According to some accounts, a prophet of the Chatti, a woman whom Vitellius credited with oracular powers, had promised him a long and secure reign if he outlived his mother; so when she fell sick, he had her starved to death. Another version of the story is that his mother, grown weary of the present and apprehensive of the torture, begged him for a supply of poison; a request which he was not slow to grant. (Graves' translation).

== Historicity ==

Rhine frontier of the Roman empire, 70 AD, showing the location of Cologne where Vitellius was governor, north-west of the Chattian territories.
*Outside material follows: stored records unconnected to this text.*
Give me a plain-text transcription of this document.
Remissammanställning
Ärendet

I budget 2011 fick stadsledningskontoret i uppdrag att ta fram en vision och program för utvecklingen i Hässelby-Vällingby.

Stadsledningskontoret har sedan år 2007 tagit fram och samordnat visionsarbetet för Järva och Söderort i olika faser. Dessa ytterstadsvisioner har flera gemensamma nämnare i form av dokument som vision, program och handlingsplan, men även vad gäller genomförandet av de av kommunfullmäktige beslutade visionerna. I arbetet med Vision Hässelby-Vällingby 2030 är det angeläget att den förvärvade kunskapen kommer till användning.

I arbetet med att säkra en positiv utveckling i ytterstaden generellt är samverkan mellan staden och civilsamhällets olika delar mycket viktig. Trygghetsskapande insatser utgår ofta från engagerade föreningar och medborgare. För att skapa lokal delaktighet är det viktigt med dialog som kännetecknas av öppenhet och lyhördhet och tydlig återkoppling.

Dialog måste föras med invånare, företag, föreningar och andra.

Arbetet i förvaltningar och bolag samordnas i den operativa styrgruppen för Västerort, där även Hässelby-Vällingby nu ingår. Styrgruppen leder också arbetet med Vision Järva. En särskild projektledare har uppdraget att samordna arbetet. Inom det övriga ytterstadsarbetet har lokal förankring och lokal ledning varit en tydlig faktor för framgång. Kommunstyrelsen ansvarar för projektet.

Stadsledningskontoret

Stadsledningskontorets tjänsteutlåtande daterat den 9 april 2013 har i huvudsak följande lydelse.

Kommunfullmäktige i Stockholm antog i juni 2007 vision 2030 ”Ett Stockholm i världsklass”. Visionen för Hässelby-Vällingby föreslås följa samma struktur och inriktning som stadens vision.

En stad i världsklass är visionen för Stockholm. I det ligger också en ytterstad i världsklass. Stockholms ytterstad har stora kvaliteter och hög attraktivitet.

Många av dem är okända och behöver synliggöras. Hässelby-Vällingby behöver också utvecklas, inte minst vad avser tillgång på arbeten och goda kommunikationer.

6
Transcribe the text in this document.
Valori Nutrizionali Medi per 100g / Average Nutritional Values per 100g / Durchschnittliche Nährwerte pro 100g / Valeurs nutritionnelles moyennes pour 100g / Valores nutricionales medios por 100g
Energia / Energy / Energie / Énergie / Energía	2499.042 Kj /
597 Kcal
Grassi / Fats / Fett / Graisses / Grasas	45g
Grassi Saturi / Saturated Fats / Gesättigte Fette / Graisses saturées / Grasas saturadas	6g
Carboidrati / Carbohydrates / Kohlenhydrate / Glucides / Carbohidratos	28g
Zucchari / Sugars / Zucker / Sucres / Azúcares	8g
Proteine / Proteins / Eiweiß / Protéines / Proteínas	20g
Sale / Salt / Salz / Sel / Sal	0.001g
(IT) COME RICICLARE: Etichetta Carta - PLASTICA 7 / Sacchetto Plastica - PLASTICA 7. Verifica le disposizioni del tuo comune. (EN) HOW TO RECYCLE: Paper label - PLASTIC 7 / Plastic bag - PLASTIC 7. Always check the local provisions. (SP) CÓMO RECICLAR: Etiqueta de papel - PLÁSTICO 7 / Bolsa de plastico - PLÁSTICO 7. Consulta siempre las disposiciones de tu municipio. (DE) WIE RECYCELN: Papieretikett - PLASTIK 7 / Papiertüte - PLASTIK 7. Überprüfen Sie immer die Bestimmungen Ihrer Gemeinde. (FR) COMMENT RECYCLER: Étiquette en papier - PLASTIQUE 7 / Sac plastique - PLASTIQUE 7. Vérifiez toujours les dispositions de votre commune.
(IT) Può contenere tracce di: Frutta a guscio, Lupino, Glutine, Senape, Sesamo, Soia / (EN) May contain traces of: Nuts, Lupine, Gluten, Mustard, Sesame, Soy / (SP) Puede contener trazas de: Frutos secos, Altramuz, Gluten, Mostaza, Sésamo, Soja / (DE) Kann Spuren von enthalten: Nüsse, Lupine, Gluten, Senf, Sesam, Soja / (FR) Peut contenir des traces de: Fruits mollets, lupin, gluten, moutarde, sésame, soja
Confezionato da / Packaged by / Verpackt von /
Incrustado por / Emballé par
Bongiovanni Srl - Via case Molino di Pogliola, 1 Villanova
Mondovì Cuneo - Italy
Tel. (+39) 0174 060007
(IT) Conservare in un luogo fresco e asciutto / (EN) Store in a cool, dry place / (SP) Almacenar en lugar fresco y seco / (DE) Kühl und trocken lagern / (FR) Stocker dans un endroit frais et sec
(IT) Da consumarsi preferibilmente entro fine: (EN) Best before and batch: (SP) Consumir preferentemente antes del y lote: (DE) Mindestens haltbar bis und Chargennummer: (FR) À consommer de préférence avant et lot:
Roman territory shaded dark

There is however no evidence that Sextilia died of unnatural causes, because in 69 AD, she was an infirm woman of about 70. Moreover, Suetonius did not vouch for the information and he only mentions it as a suspicion, and Suetonius is known to have added scandalous rumours in his works.

Vitellius did however, spend a short period as governor of Lower Germania between 1 December 68 and 2 January 69. When Nero committed suicide, on 9 June 68, the empire was politically unstable and Vitellius with his four legions had potential to influence the course of events, for his own benefit or for that of others. He was consequently liable to ask for advice from a range of possible advisors, such as friends and associates, and soothsayers. Vitellius had his headquarters in Cologne (Colonia Claudia Ara Agrippinensium), which was close to the territories of the Chattian tribe, so he may also have consulted people from Germanic tribes who lived in Colonia. It is possible that malicious tongues who learnt of his solicitations distorted the information and combined it with rumours of a matricide, when he had risen to the position of emperor. The information about the alleged matricide may have been forged by Flavian supporters in order to justify the coup d'état by Vespasian.

There is no mention of a Chatta mulier in the writings of Tacitus and he would not have missed the opportunity to include it. So the information probably goes back to a source that was not considered trustworthy. The only retrievable fact may be that Suetonius and his contemporaries considered the Chatti to have seeresses.